New South Wales’s Jenolan Caves: Way Down Under
The Blue Mountains are simply glorious. It’s not something you appreciate about your home country until you’ve been away for some time. Then – when you experience the vastness of the valleys, smothered in green eucalyptus and flooded with golden light, you realise the majesty and awe that Australia can produce. Hidden within the mountains, just outside the small town of Oberon, are the incredible Jenolan Caves. Now, whilst you might be of the opinion that caves are nothing without the adrenaline rush of donning a wet suit and a helmet and riding down rushing rapids in darkness – don’t give up hope just yet. Let me show you the absolute wonder of these ancient underground spaces.
The Jenolan Caves
First – a sprinkle of geology. The nine limestone caves that make up the collective ‘Jenolan Caves’ are estimated to be 340 million years old. This makes the cave complex the world’s oldest known and dated open cave system. Impressed yet?
Protected by both UNESCO World Heritage and Australian National Heritage, the caves have been welcoming tourists since 1884. Each year, they receive over 250,000 visitors – despite having no dedicated direct public transport. Unfortunately, the only way to reach the caves is either by private car or a dedicated tour (with coach tours available from either Sydney or Katoomba). Don’t fear – it’s worth it.
Hey! Why not use the Travltalk app to arrange a group to head in together?
On reaching the site of the entrance to the caves, you’re greeted by the spectacular Grand Arch, before approaching The Caves House – complete with café, restaurant, guides office and hotel. Here you’ll face the challenge of which cave to visit. Keep in mind many of the area’s “dark caves” are open for regular guided tours every day (1 to 2 hours per tour). These show cave tour sizes vary. For example, the delicate Pool of Cerberus Cave can have only 8 on a tour, while the Lucas Cave (with its large, impressive cathedral like chambers) can have up to 65 people per tour. Each tour also varies in cost – from $42-55/adult, depending on the cave. Tip for budgeters – book online for the best deals – i.e. buy a Lucas cave tour, get an Imperial cave tour half price.
The Lucas Cave Tour
We opt for the Lucas tour, given its flashy appeal. Ooo – Cathedral cave! Ahh – Exhibition Chamber and the famous broken column! Stay with me here.

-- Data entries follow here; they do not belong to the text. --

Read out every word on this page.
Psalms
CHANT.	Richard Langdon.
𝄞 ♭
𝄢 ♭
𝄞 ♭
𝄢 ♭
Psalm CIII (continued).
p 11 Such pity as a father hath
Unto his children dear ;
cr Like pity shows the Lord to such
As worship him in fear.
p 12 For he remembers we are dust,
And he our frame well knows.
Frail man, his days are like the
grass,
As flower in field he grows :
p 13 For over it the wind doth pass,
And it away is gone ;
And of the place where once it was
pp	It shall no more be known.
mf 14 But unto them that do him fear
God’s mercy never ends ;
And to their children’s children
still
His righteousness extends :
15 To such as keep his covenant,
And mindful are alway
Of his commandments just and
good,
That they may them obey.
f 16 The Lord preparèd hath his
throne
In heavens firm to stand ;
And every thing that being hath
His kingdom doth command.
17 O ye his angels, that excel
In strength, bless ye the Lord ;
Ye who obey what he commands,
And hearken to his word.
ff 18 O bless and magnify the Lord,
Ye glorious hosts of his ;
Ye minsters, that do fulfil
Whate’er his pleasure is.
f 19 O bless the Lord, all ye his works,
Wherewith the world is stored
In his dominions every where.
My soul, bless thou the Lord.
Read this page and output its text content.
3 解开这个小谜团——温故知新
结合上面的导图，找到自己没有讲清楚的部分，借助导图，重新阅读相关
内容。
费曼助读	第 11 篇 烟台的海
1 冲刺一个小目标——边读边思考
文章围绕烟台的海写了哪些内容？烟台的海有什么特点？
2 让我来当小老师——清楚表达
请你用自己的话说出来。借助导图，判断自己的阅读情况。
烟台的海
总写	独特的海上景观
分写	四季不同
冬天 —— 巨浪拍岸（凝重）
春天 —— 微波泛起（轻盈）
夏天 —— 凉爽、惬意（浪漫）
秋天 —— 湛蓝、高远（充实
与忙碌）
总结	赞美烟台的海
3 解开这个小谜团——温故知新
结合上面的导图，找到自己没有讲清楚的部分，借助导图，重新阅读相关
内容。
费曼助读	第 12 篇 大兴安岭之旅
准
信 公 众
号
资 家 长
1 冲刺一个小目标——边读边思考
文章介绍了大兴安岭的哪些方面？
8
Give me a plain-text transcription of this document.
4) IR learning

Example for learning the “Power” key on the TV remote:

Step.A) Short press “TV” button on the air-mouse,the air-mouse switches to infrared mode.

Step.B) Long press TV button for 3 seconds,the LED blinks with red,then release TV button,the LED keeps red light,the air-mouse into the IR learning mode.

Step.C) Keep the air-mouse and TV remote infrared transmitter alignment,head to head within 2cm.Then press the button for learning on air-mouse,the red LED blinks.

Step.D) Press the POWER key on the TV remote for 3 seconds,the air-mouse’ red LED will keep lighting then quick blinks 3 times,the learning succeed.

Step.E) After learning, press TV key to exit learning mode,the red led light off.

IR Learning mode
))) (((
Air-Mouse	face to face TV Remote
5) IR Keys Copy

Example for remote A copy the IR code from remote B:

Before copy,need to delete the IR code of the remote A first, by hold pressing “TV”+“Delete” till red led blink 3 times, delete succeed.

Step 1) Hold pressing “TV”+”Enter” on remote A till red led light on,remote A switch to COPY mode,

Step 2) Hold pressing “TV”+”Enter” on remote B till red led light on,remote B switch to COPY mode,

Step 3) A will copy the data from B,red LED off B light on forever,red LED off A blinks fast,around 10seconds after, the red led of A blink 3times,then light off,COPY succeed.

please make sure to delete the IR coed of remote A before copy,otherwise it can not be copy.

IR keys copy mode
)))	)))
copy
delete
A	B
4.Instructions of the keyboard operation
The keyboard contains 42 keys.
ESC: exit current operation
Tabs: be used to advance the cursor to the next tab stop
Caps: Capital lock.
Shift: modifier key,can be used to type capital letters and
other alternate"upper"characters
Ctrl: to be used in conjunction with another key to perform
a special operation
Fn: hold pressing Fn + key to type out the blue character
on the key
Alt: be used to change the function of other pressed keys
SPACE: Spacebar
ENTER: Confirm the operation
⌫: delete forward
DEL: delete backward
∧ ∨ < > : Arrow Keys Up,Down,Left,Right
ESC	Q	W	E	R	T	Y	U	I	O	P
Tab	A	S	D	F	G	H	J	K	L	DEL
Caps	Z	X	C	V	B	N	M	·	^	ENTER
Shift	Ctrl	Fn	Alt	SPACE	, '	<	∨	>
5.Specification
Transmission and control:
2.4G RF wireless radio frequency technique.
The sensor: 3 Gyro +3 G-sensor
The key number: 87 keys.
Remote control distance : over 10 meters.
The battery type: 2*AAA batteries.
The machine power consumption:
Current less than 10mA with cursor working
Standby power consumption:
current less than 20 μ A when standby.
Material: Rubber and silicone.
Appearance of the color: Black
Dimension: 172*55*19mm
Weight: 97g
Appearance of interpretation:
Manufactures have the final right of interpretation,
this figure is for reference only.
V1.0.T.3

It did not disappoint. We join the tour group of around 30 others and follow our guide up, over and into the cave system. Once inside, the mammoth complexity of limestone stalactites and stalagmites becomes immediately apparent as we duck and weave along the track. The guide intermittently stops and explains the formation of the caves, the role of water and minerals in the almost extraterrestrial grotto-esque configurations of each room. Crystals sparkle and droplets of water fall, forming an incredibly calm and surreal environment.
This is only made more dramatic with the choreographed light and sound shows that accompany some of the caves larger chambers. The Cathedral is particularly astonishing, with a ceiling 54 metres high and enormous ladders reaching high up into the adjoining spaces – all for the purpose of changing the light bulbs!
From the cathedral, we enter the vast Exhibition Chamber. This is notably the largest chamber at Jenolan – the size of a small football field. Around each corner is a new beautiful feature. From translucent stone curtains falling like velvet from the ceiling to the beautiful ‘Procenium’ with its stunning, colourful cave shawls. I honestly never thought I would be so in awe of rocks! Keep an eye out for the names of cave visitors from the Victorian era, burnt onto the roof with the candles they used to find their way through what would have been a suffocating darkness.
The final leg of the tour takes you over a high bridge, the underground river far below – still, pure and blue. You then enter one of the last caverns at Jenolan to be lit with unadulterated 70s disco vibes. A cave fit for Ariel’s treasure trove – “Look at this stuff. Isn’t it neat?”
The Jenolan reserve also plays host to some fabulous natural wonders once you’re outside of the caves. From the very Instagrammable Blue Lake – home to a few playful platypus – to the spectacular Devil’s Couchhouse and Carlotta Arch. It’s well worth your time to take a wander through the surrounding bushland. You may even catch a glimpse of the colony of rare brush tailed rock-wallabies that call the caves home.
Leaving Jenolan we feel like we only scratched the surface of the wonders lying dormant ‘down under’ – having not taken the opportunity on this occasion to venture into the other caves. Whilst slightly pricey and a little ‘out-of-the-way’, the Jenolan Caves are a magical, must-see destination during your time in Australia – and I think are well worth the trip across the Blue Mountains.
So, splunking fans – did I win you over?